Late summer in Ohio is open season on charter schools. With the release of the Ohio Department of Education's (ODE) state report cards on school achievement, critics have launched repeated volleys aimed at tearing down the state's charter school program. This year's carping is especially vicious as state elections loom in November.
While criticism comes in the form of a slew of reports, articles, and editorials seemingly from a variety of concerned audiences, it's easy to discern a steady, orchestrated refrain: Ohio's charter school program is little more than a "failed experiment" in need of terminating.
The tactic, frequently employed by teacher unions to disparage opponents, is hardly new (see here). The difference this time is that Ohio's charters are in the crosshairs.
Take a recent report from the Ohio Education Association (OEA), which asserts that charter schools pose a grave threat--both academic and financial--to Ohio's education system. Unless halted, "this experiment will continue to put a generation of public school students and charter school students at risk."
The Coalition for Public Education (CPE), funded by the state's teacher unions, is no less vituperative. Coalition researchers (many on loan from the New York and DC bureaus of the American Federation of Teachers and the National Education Association) recently claimed that while vast majorities of district students were proficient in math and reading (86 percent and 80 percent, respectively), charter school students lagged far behind with rates of 29 percent and 21 percent. Ohio Federation of Teachers president and CPE chairman Tom Mooney fussed, "After nearly a decade, this experiment with public education by private providers continues to fail."
Richard Gunther, an Ohio State University professor and expert on southern European democracies (a natural authority on charter schools), most recently towed the union line in an August 28 Columbus Dispatch editorial. Gunther argued that while 70 percent of traditional public schools earned ratings of either Excellent or Effective, just 17 percent of charters did the same. And yes, he used that old line again, "the costs of this failed experiment have undermined public education."
Staged rhetoric aside, many charter schools do need to improve or be shuttered. But the same goes for the 325 district schools rated in Academic Watch or Academic Emergency.
As for comparisons, charters rarely do well against "all district schools" as many district schools are vastly wealthier and serve fewer disadvantaged students. Not to mention that charters are allowed to operate only in the state's lowest performing districts.

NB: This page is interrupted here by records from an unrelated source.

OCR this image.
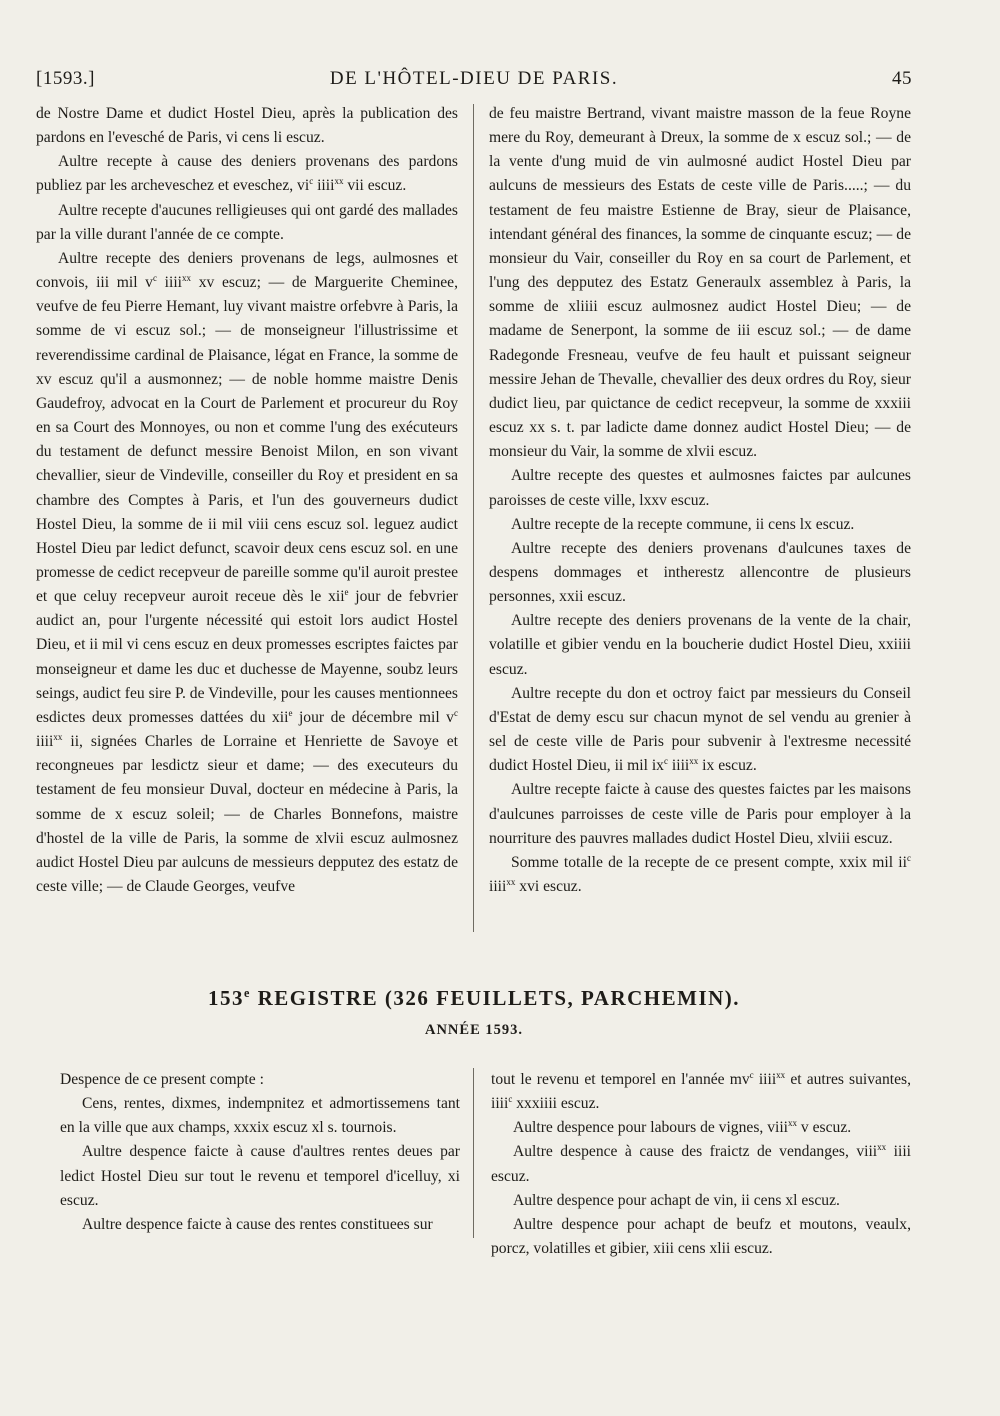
[1593.]	DE L'HÔTEL-DIEU DE PARIS.	45

de Nostre Dame et dudict Hostel Dieu, après la publication des pardons en l'evesché de Paris, vi cens li escuz.

Aultre recepte à cause des deniers provenans des pardons publiez par les archeveschez et eveschez, $vi^c$ iiii$^{xx}$ vii escuz.

Aultre recepte d'aucunes relligieuses qui ont gardé des mallades par la ville durant l'année de ce compte.

Aultre recepte des deniers provenans de legs, aulmosnes et convois, iii mil $v^c$ iiii$^{xx}$ xv escuz; — de Marguerite Cheminee, veufve de feu Pierre Hemant, luy vivant maistre orfebvre à Paris, la somme de vi escuz sol.; — de monseigneur l'illustrissime et reverendissime cardinal de Plaisance, légat en France, la somme de xv escuz qu'il a ausmonnez; — de noble homme maistre Denis Gaudefroy, advocat en la Court de Parlement et procureur du Roy en sa Court des Monnoyes, ou non et comme l'ung des exécuteurs du testament de defunct messire Benoist Milon, en son vivant chevallier, sieur de Vindeville, conseiller du Roy et president en sa chambre des Comptes à Paris, et l'un des gouverneurs dudict Hostel Dieu, la somme de ii mil viii cens escuz sol. leguez audict Hostel Dieu par ledict defunct, scavoir deux cens escuz sol. en une promesse de cedict recepveur de pareille somme qu'il auroit prestee et que celuy recepveur auroit receue dès le xii$^e$ jour de febvrier audict an, pour l'urgente nécessité qui estoit lors audict Hostel Dieu, et ii mil vi cens escuz en deux promesses escriptes faictes par monseigneur et dame les duc et duchesse de Mayenne, soubz leurs seings, audict feu sire P. de Vindeville, pour les causes mentionnees esdictes deux promesses dattées du xii$^e$ jour de décembre mil $v^c$ iiii$^{xx}$ ii, signées Charles de Lorraine et Henriette de Savoye et recongneues par lesdictz sieur et dame; — des executeurs du testament de feu monsieur Duval, docteur en médecine à Paris, la somme de x escuz soleil; — de Charles Bonnefons, maistre d'hostel de la ville de Paris, la somme de xlvii escuz aulmosnez audict Hostel Dieu par aulcuns de messieurs depputez des estatz de ceste ville; — de Claude Georges, veufve

de feu maistre Bertrand, vivant maistre masson de la feue Royne mere du Roy, demeurant à Dreux, la somme de x escuz sol.; — de la vente d'ung muid de vin aulmosné audict Hostel Dieu par aulcuns de messieurs des Estats de ceste ville de Paris.....; — du testament de feu maistre Estienne de Bray, sieur de Plaisance, intendant général des finances, la somme de cinquante escuz; — de monsieur du Vair, conseiller du Roy en sa court de Parlement, et l'ung des depputez des Estatz Generaulx assemblez à Paris, la somme de xliiii escuz aulmosnez audict Hostel Dieu; — de madame de Senerpont, la somme de iii escuz sol.; — de dame Radegonde Fresneau, veufve de feu hault et puissant seigneur messire Jehan de Thevalle, chevallier des deux ordres du Roy, sieur dudict lieu, par quictance de cedict recepveur, la somme de xxxiii escuz xx s. t. par ladicte dame donnez audict Hostel Dieu; — de monsieur du Vair, la somme de xlvii escuz.

Aultre recepte des questes et aulmosnes faictes par aulcunes paroisses de ceste ville, lxxv escuz.

Aultre recepte de la recepte commune, ii cens lx escuz.

Aultre recepte des deniers provenans d'aulcunes taxes de despens dommages et intherestz allencontre de plusieurs personnes, xxii escuz.

Aultre recepte des deniers provenans de la vente de la chair, volatille et gibier vendu en la boucherie dudict Hostel Dieu, xxiiii escuz.

Aultre recepte du don et octroy faict par messieurs du Conseil d'Estat de demy escu sur chacun mynot de sel vendu au grenier à sel de ceste ville de Paris pour subvenir à l'extresme necessité dudict Hostel Dieu, ii mil $ix^c$ iiii$^{xx}$ ix escuz.

Aultre recepte faicte à cause des questes faictes par les maisons d'aulcunes parroisses de ceste ville de Paris pour employer à la nourriture des pauvres mallades dudict Hostel Dieu, xlviii escuz.

Somme totalle de la recepte de ce present compte, xxix mil $ii^c$ iiii$^{xx}$ xvi escuz.

153e REGISTRE (326 FEUILLETS, PARCHEMIN).
ANNÉE 1593.

Despence de ce present compte :

Cens, rentes, dixmes, indempnitez et admortissemens tant en la ville que aux champs, xxxix escuz xl s. tournois.

Aultre despence faicte à cause d'aultres rentes deues par ledict Hostel Dieu sur tout le revenu et temporel d'icelluy, xi escuz.

Aultre despence faicte à cause des rentes constituees sur

tout le revenu et temporel en l'année $mv^c$ iiii$^{xx}$ et autres suivantes, iiii$^c$ xxxiiii escuz.

Aultre despence pour labours de vignes, viii$^{xx}$ v escuz.

Aultre despence à cause des fraictz de vendanges, viii$^{xx}$ iiii escuz.

Aultre despence pour achapt de vin, ii cens xl escuz.

Aultre despence pour achapt de beufz et moutons, veaulx, porcz, volatilles et gibier, xiii cens xlii escuz.
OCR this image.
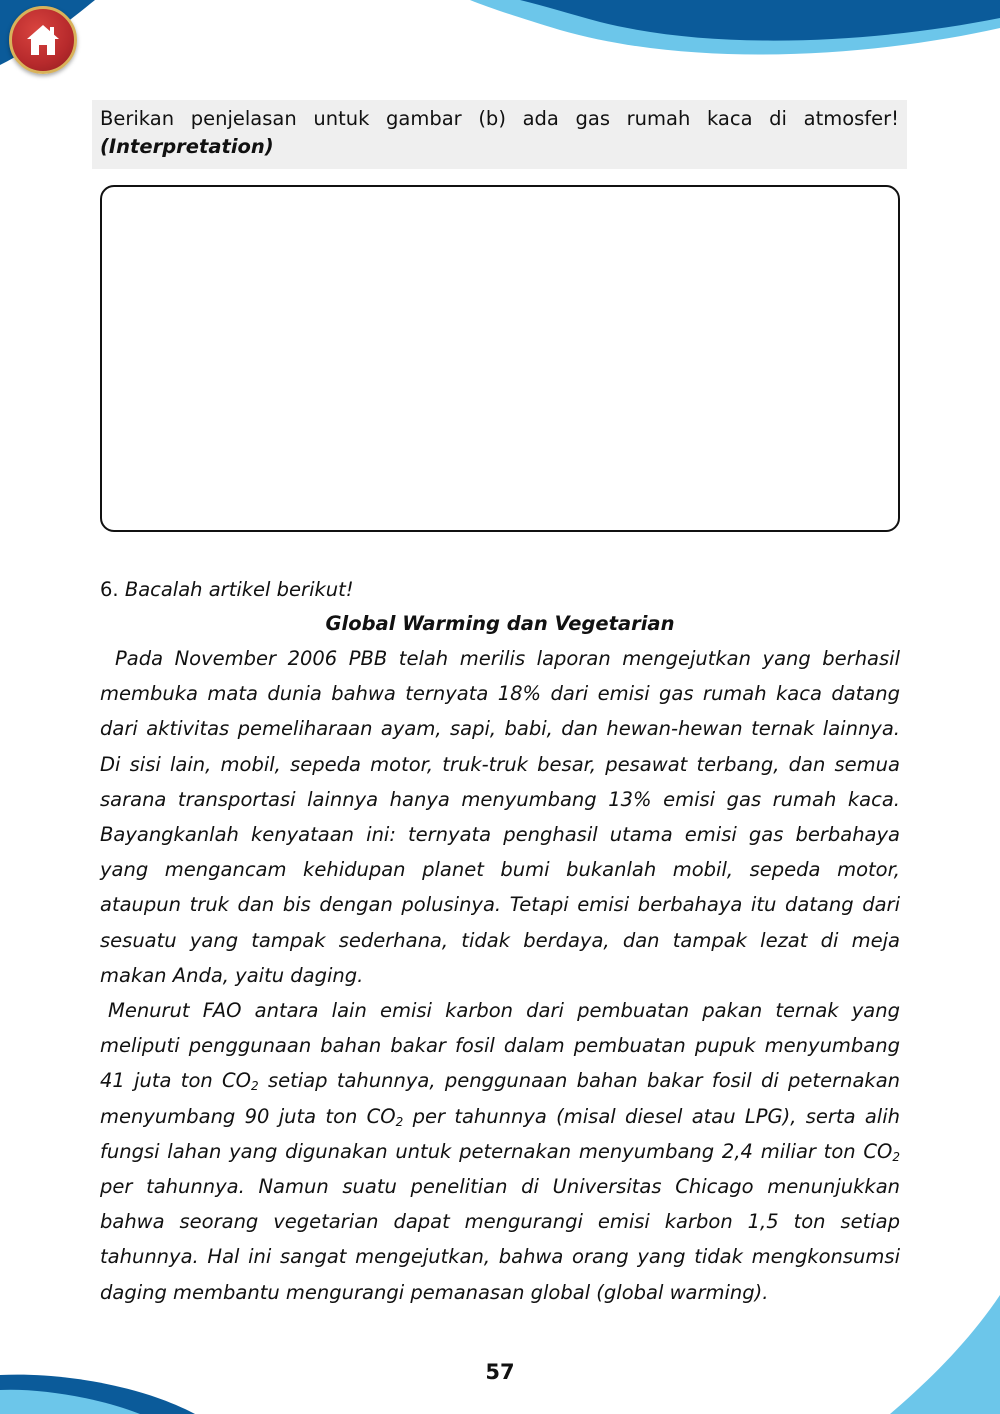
Berikan penjelasan untuk gambar (b) ada gas rumah kaca di atmosfer!
(Interpretation)
6. Bacalah artikel berikut!

Global Warming dan Vegetarian

Pada November 2006 PBB telah merilis laporan mengejutkan yang berhasil membuka mata dunia bahwa ternyata 18% dari emisi gas rumah kaca datang dari aktivitas pemeliharaan ayam, sapi, babi, dan hewan-hewan ternak lainnya. Di sisi lain, mobil, sepeda motor, truk-truk besar, pesawat terbang, dan semua sarana transportasi lainnya hanya menyumbang 13% emisi gas rumah kaca. Bayangkanlah kenyataan ini: ternyata penghasil utama emisi gas berbahaya yang mengancam kehidupan planet bumi bukanlah mobil, sepeda motor, ataupun truk dan bis dengan polusinya. Tetapi emisi berbahaya itu datang dari sesuatu yang tampak sederhana, tidak berdaya, dan tampak lezat di meja makan Anda, yaitu daging.

Menurut FAO antara lain emisi karbon dari pembuatan pakan ternak yang meliputi penggunaan bahan bakar fosil dalam pembuatan pupuk menyumbang 41 juta ton $CO_2$ setiap tahunnya, penggunaan bahan bakar fosil di peternakan menyumbang 90 juta ton $CO_2$ per tahunnya (misal diesel atau LPG), serta alih fungsi lahan yang digunakan untuk peternakan menyumbang 2,4 miliar ton $CO_2$ per tahunnya. Namun suatu penelitian di Universitas Chicago menunjukkan bahwa seorang vegetarian dapat mengurangi emisi karbon 1,5 ton setiap tahunnya. Hal ini sangat mengejutkan, bahwa orang yang tidak mengkonsumsi daging membantu mengurangi pemanasan global (global warming).

57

Consider charter school achievement alongside that of district schools in large urban communities, and the picture is quite different. In Dayton, charter school students easily outperformed district students in grades four through eight on the math and reading portions of the 2005-06 state assessments. Cincinnati's charters surpassed their district counterparts in fourth-, sixth-, and seventh-grade reading, as well as fourth-grade math. In Cleveland, public charter students outpaced their district peers in grades three, six, and eight math as well as grades three, five, six, seven, and eight reading. And 46 percent of Cleveland's charters made Adequate Yearly Progress, compared to just 13 percent of district schools.
Improving student achievement in Ohio's urban communities remains a tremendous challenge for both charters and district schools. Yet while the drumbeat of charter critics may sound loudly, it cannot obscure the fact that a growing number of charter schools are outperforming district schools that have over 150 combined years of experience.
Not bad for an "experiment" that's less than ten years old.
"Ohio's Charter Schools Are Failing to Perform as Well as Its Public Schools," by Richard Gunther, The Columbus Dispatch, August 28, 2006.